Monday, May 16, 2016

Let the words of my mouth

Learning about Orthodoxy through books, and having an Orthodox worldview are very different things. The books are a beginning, but developing "the mind of Christ" is a slow process.

I have noticed that there are many phrases that you frequently hear the Orthodox use that reflect the rich theology deeply woven into the life of the faithful. God is present here and now, and every act and person is commended to him. I have collected some of these here:


"Lord have mercy."
"May God receive."
"By your prayers."
"Esm il salib."  
"Thank God."


"Lord have mercy."
We pray this frequently in all of our services (For the sick, the suffering... Lord have mercy. For travelers... Lord have mercy), but also privately, when we hear of someone in need of prayer. For every need, in every situation, we ask God for his mercy:
"The word mercy in English is the translation of the Greek word eleos. This word has the same ultimate root as the old Greek word for oil, or more precisely, olive oil; a substance which was used extensively as a soothing agent for bruises and minor wounds. The oil was poured onto the wound and gently massaged in, thus soothing, comforting and making whole the injured part. The Hebrew word which is also translated as eleos and mercy is hesed, and means steadfast love. The Greek words for 'Lord, have mercy,' are 'Kyrie, eleison'  that is to say, 'Lord, soothe me, comfort me, take away my pain, show me your steadfast love.' Thus mercy does not refer so much to justice or acquittal  a very Western interpretation but to the infinite loving-kindness of God, and his compassion for his suffering children!

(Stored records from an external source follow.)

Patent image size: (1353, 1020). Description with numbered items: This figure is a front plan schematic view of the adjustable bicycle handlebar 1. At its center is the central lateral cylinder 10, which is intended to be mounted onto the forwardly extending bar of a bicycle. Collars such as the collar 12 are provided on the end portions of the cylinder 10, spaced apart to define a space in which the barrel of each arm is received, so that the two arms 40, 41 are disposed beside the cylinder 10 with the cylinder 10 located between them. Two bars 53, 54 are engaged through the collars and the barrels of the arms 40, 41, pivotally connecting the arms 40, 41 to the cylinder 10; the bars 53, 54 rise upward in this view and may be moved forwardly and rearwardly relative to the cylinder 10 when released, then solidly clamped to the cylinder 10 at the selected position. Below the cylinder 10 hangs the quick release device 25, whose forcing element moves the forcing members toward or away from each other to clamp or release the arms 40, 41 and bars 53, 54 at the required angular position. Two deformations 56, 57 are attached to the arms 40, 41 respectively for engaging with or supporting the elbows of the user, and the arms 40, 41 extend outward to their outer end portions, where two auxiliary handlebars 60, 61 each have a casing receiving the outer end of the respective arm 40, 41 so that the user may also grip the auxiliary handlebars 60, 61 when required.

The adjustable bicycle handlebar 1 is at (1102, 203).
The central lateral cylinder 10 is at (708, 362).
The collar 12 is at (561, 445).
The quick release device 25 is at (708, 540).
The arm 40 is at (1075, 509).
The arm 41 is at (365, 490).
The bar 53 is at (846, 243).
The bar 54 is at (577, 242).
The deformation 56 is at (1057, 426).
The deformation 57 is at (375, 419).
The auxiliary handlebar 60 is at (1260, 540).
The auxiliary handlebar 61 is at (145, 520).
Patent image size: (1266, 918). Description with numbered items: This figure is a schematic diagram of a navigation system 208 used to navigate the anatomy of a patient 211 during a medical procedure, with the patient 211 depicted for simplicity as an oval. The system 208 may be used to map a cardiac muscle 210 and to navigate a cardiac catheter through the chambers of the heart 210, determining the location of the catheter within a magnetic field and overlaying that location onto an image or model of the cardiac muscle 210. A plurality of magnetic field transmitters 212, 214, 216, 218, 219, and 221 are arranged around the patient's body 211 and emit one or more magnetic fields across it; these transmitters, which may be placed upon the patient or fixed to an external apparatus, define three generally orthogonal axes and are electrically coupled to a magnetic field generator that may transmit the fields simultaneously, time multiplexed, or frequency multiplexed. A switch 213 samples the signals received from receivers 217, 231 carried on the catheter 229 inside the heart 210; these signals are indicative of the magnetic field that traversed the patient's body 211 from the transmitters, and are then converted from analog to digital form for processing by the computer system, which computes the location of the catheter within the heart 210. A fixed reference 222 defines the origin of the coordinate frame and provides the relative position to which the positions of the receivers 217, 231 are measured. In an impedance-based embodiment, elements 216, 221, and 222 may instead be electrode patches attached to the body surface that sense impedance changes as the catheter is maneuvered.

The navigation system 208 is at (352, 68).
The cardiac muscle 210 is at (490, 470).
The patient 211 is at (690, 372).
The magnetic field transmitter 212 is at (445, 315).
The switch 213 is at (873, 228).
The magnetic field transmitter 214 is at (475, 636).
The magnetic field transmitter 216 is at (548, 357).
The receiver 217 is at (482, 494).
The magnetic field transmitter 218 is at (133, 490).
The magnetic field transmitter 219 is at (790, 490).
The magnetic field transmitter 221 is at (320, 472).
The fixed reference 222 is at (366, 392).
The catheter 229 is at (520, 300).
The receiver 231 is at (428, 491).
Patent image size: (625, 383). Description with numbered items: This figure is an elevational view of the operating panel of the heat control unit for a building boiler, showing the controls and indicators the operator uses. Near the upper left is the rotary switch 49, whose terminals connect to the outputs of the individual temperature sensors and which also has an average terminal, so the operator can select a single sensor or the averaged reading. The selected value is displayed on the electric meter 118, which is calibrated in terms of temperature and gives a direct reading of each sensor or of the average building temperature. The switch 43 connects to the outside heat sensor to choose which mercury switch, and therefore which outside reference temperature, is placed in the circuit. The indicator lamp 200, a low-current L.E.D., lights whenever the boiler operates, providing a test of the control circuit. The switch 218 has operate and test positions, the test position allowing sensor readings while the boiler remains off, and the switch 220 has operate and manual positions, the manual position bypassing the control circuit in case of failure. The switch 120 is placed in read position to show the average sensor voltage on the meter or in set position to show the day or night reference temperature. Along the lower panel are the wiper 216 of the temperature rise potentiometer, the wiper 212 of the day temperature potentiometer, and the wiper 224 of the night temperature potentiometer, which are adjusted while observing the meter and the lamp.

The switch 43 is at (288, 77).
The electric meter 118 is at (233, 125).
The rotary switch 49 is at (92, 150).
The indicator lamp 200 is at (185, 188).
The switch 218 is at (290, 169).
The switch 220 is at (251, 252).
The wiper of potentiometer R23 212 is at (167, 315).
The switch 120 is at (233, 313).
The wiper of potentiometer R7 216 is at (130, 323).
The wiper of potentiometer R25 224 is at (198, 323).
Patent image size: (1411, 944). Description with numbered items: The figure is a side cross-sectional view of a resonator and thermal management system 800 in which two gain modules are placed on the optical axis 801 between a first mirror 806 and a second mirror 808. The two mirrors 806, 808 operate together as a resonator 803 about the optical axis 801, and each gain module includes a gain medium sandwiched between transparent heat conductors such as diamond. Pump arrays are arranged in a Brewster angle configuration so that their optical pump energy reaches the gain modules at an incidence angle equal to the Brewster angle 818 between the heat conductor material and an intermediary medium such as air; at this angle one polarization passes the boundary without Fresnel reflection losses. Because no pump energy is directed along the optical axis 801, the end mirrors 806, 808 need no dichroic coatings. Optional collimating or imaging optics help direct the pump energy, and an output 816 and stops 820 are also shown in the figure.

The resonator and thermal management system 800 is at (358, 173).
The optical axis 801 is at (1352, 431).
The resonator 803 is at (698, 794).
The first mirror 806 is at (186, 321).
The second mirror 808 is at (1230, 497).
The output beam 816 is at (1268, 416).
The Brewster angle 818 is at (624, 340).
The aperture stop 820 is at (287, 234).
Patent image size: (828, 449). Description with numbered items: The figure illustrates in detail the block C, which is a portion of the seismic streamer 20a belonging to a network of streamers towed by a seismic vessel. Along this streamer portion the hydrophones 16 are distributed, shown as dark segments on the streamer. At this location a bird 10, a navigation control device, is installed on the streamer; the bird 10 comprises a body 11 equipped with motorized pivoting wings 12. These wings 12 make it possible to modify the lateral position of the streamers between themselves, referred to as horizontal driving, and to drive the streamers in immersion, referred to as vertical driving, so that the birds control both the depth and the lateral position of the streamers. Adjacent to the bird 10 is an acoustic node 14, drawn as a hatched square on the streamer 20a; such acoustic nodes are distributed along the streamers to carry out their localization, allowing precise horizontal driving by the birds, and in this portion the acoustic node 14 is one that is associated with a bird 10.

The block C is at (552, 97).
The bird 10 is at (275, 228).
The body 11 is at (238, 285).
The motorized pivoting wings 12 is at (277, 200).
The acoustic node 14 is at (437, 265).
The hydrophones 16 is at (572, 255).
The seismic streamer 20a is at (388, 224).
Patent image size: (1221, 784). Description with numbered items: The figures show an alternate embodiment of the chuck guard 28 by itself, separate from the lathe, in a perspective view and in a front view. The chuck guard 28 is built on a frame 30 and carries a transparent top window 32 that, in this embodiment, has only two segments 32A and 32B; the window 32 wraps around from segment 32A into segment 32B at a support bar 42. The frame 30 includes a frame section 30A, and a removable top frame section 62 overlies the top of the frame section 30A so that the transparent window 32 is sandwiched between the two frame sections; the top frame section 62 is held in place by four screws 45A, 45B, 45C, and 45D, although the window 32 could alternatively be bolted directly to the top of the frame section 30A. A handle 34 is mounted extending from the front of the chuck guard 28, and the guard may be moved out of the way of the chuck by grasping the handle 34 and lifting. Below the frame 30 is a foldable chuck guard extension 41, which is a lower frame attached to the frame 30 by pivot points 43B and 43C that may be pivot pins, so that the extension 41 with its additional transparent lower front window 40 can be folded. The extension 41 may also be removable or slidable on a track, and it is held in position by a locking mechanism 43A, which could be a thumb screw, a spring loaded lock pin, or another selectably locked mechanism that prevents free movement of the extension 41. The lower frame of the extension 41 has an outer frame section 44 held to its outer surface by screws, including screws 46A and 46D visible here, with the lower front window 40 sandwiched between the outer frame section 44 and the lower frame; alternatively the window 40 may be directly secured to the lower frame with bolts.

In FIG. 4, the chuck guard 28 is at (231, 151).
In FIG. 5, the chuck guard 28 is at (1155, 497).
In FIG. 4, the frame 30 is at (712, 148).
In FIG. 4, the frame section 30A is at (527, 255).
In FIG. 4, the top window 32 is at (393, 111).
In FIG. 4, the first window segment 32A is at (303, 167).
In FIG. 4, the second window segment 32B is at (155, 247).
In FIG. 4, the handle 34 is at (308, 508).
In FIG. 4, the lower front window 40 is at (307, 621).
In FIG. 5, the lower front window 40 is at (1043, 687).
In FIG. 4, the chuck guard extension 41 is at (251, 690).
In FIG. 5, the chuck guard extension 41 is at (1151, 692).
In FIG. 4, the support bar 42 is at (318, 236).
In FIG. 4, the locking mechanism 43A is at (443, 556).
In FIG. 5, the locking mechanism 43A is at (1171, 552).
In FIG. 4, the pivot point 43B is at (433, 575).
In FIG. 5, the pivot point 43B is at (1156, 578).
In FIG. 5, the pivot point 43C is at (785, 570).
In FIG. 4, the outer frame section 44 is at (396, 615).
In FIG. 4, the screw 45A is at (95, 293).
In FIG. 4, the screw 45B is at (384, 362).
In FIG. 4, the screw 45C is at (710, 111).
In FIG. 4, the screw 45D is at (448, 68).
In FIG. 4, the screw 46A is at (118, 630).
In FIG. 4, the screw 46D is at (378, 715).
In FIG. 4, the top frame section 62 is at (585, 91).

It is in this sense that we pray 'Lord, have mercy,' with great frequency throughout the Divine Liturgy." - GOARCH
See also this from the Antiochian Archdiocese. 


"May God receive."
Or "May God receive your efforts."
I first heard this in the book A Scent of Holiness, and have found it very helpful to me. When someone offers some act of kindness or other almsgiving, the recipient responds not with "Thank you," but with "May God receive." In this way the recipient acknowledges the kindness of the other is a service to God, and also offers a prayer as their thanks. Similarly, if someone does respond with, "thank you" the giver may reply with "May God receive," which points back toward God, rather than just deflecting with something like, "it was nothing." See also here and here


"By your prayers."
Or "Through the prayers."
I also first read this in the The Scent of Holiness, but also from Fr. Stephen at Glory to God. It is used both in the services, but also in daily life, by which we attribute our accomplishments (or even our salvation) to the prayers of others:

"It is a recognition that we cannot make this journey alone. I have days when I think I’m doing ok, and then there are much longer periods when I realize that only by the prayers of others and the mercies of God will I make this journey in any shape or form." - Fr. Stephen

"Esm il salib."  اسم الصليب

Forgive me if my transliteration here is poor - I relied on Google translate. I hear this frequently from a dear friend at my parish who says it three times (in Arabic) every time she picks up my infant daughter. She told me it means, "in God's name," but I also see it translated as "by the name of cross," which is a shorted form of "may you be saved by the name of the Holy cross." She is commending to God something beautiful and precious.

"Thank God."

I still forget so much to say this, but hearing it from others, especially frequently from our khouria, has made a deep impression on me. Whenever someone compliments another, instead of replying, "you're welcome" or deflecting, we reply "thank God." So, "that was a big help to me!" is answered with "thank God!" Similarly, we may say, "what beautiful weather, thank God!" All good things are from God. This is different from a prosperity gospel, because we thank God in all things, not only in prosperity. In our morning prayers, we thank God for raising us up in each day. 


2 comments:

elizabeth said...

Orthodoxy really is a life that everything is impacted by, including what we say! beautiful examples here, thank you.

Emmie said...

I am so grateful for you taking the time to elucidate some of the language we use. A great help to me. Thank you!